Liu Fuliang

Personal information
- Born: 16 November 1985 (age 40) Jiangmen, China
- Height: 183 cm (72 in)

Sport
- Country: China
- Sport: Athletics
- Disability class: T46
- Event(s): sprint, long jump, triple jump
- Club: Guangdong Province
- Coached by: Zeng Huawei

Medal record
Track and field
Representing China
Paralympic Games
| Gold medal – first place | 2012 London | long jump – T46 |
| Gold medal – first place | 2012 London | triple jump – T46 |
| Silver medal – second place | 2012 London | 100m relay – T42–46 |
IPC World Championships
| Gold medal – first place | 2013 Lyon | long jump – T46 |
| Gold medal – first place | 2013 Lyon | triple jump – T46 |
| Gold medal – first place | 2015 Doha | long jump – T47 |
| Gold medal – first place | 2015 Doha | triple jump – T47 |
Asian Para Games
| Gold medal – first place | 2014 Incheon | Long jump – T47 |

= Liu Fuliang =

Chinese Paralympic athlete (born 1985)

Liu Fuliang (born 16 November 1985) is a Paralympian athlete from China competing mainly in T46 classification track and field events.

Liu represented his country at the 2012 Summer Paralympics in London, where he competed in three events, the 100 metre relay and his favoured long jump and triple jump.

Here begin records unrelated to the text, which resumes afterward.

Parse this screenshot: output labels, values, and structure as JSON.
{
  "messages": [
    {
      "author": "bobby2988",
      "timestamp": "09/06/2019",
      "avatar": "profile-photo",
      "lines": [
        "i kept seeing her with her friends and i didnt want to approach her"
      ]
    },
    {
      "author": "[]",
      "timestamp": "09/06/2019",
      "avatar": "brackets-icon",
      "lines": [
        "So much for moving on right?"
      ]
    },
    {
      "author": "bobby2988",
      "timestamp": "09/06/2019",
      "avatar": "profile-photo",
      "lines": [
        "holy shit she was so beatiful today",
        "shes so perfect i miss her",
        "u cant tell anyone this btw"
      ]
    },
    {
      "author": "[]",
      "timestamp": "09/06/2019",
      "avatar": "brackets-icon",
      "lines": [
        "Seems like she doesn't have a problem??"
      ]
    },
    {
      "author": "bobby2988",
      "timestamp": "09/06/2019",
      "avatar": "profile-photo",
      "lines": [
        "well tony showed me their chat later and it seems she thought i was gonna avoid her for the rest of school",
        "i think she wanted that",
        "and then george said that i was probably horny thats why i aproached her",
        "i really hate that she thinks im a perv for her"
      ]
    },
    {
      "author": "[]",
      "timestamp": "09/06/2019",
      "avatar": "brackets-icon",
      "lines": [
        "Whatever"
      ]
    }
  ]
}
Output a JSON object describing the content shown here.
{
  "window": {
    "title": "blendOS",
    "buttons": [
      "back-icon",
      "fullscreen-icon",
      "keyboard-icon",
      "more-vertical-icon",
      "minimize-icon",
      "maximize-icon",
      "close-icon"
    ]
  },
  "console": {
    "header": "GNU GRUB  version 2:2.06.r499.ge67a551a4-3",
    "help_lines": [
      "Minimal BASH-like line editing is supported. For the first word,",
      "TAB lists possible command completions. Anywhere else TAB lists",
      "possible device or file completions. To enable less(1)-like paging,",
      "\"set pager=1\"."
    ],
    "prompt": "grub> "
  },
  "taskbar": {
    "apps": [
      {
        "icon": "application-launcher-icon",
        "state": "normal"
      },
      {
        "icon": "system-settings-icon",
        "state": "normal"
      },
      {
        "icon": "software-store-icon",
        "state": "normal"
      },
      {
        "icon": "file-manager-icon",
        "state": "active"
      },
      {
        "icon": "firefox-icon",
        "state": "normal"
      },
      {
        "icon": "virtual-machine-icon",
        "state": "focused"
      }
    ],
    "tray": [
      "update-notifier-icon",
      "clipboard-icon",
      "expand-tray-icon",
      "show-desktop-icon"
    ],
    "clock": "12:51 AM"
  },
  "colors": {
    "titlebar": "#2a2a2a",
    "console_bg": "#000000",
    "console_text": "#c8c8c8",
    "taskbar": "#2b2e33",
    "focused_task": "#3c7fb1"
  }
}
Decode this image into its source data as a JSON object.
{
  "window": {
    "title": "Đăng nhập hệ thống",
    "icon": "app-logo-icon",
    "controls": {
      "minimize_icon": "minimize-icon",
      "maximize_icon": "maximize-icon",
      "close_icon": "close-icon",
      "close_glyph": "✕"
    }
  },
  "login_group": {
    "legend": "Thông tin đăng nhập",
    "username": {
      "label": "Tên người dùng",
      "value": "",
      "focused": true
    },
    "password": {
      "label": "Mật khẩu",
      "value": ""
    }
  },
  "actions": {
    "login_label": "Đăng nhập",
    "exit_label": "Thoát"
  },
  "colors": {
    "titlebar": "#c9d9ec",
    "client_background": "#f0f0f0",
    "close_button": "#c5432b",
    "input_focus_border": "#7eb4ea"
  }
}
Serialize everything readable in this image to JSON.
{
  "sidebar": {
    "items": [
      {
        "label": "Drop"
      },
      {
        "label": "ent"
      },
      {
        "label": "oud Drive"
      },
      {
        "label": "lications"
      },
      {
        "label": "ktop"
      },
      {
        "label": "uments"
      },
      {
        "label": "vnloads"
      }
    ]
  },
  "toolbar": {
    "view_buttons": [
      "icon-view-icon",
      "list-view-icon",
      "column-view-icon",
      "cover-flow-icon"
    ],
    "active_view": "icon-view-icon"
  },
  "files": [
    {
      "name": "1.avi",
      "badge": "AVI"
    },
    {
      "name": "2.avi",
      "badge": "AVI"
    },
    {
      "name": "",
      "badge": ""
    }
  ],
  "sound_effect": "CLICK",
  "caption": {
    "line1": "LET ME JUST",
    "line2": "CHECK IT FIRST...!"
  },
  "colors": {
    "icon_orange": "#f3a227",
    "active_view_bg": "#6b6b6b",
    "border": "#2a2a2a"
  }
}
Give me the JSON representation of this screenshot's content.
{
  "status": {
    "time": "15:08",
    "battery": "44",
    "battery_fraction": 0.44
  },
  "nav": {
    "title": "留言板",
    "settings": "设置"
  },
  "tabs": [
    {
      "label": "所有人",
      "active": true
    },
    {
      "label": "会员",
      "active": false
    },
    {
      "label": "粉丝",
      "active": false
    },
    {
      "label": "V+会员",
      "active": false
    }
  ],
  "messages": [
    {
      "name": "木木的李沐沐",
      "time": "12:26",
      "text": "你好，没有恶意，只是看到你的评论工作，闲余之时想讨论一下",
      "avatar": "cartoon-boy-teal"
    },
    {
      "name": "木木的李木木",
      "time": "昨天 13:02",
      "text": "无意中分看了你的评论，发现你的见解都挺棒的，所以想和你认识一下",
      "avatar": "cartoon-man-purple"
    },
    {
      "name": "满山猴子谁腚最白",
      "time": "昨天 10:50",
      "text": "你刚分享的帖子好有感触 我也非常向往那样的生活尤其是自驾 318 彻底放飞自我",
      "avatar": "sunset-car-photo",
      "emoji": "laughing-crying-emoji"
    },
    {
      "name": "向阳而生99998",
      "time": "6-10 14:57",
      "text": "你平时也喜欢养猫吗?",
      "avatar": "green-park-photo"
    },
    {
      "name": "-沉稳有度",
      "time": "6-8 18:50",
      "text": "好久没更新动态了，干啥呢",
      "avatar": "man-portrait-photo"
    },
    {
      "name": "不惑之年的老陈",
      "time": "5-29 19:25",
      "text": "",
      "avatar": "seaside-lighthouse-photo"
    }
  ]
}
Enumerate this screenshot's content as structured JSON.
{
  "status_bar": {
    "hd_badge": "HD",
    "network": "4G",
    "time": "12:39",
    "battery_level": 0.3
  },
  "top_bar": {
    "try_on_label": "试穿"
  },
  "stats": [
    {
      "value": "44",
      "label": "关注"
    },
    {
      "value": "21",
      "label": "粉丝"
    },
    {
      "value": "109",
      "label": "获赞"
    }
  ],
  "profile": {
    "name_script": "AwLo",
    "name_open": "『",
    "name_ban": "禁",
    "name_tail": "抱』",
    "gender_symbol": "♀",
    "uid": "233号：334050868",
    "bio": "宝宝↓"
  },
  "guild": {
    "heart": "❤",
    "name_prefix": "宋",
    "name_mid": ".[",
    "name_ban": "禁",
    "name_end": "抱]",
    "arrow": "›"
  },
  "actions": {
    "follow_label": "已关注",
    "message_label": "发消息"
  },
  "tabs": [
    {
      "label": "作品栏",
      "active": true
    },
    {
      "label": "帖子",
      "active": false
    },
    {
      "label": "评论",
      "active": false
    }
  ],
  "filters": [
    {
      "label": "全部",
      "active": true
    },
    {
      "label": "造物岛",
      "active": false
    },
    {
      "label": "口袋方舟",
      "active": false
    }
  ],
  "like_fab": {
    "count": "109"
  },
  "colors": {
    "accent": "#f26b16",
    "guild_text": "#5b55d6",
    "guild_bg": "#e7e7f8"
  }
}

He finished on the podium in all three events, taking the gold medal in both the jump events and was part of the Chinese relay team that took the silver medal. As well as Paralympic success, Liu dominated both the long jump and triple jump events in the T46/47 classification at the World Championships between the Games in London and Rio. He took the gold medal in both the events in the 2013 World Championships in Lyon, and repeated this feat at the 2015 Championship in Doha.

==Personal history==
Liu was born in Jiangmen, China in 1985. At the age of eleven he lost his left hand whilst playing with firecrackers. After leaving school he was educated at Jiangmen Sports School.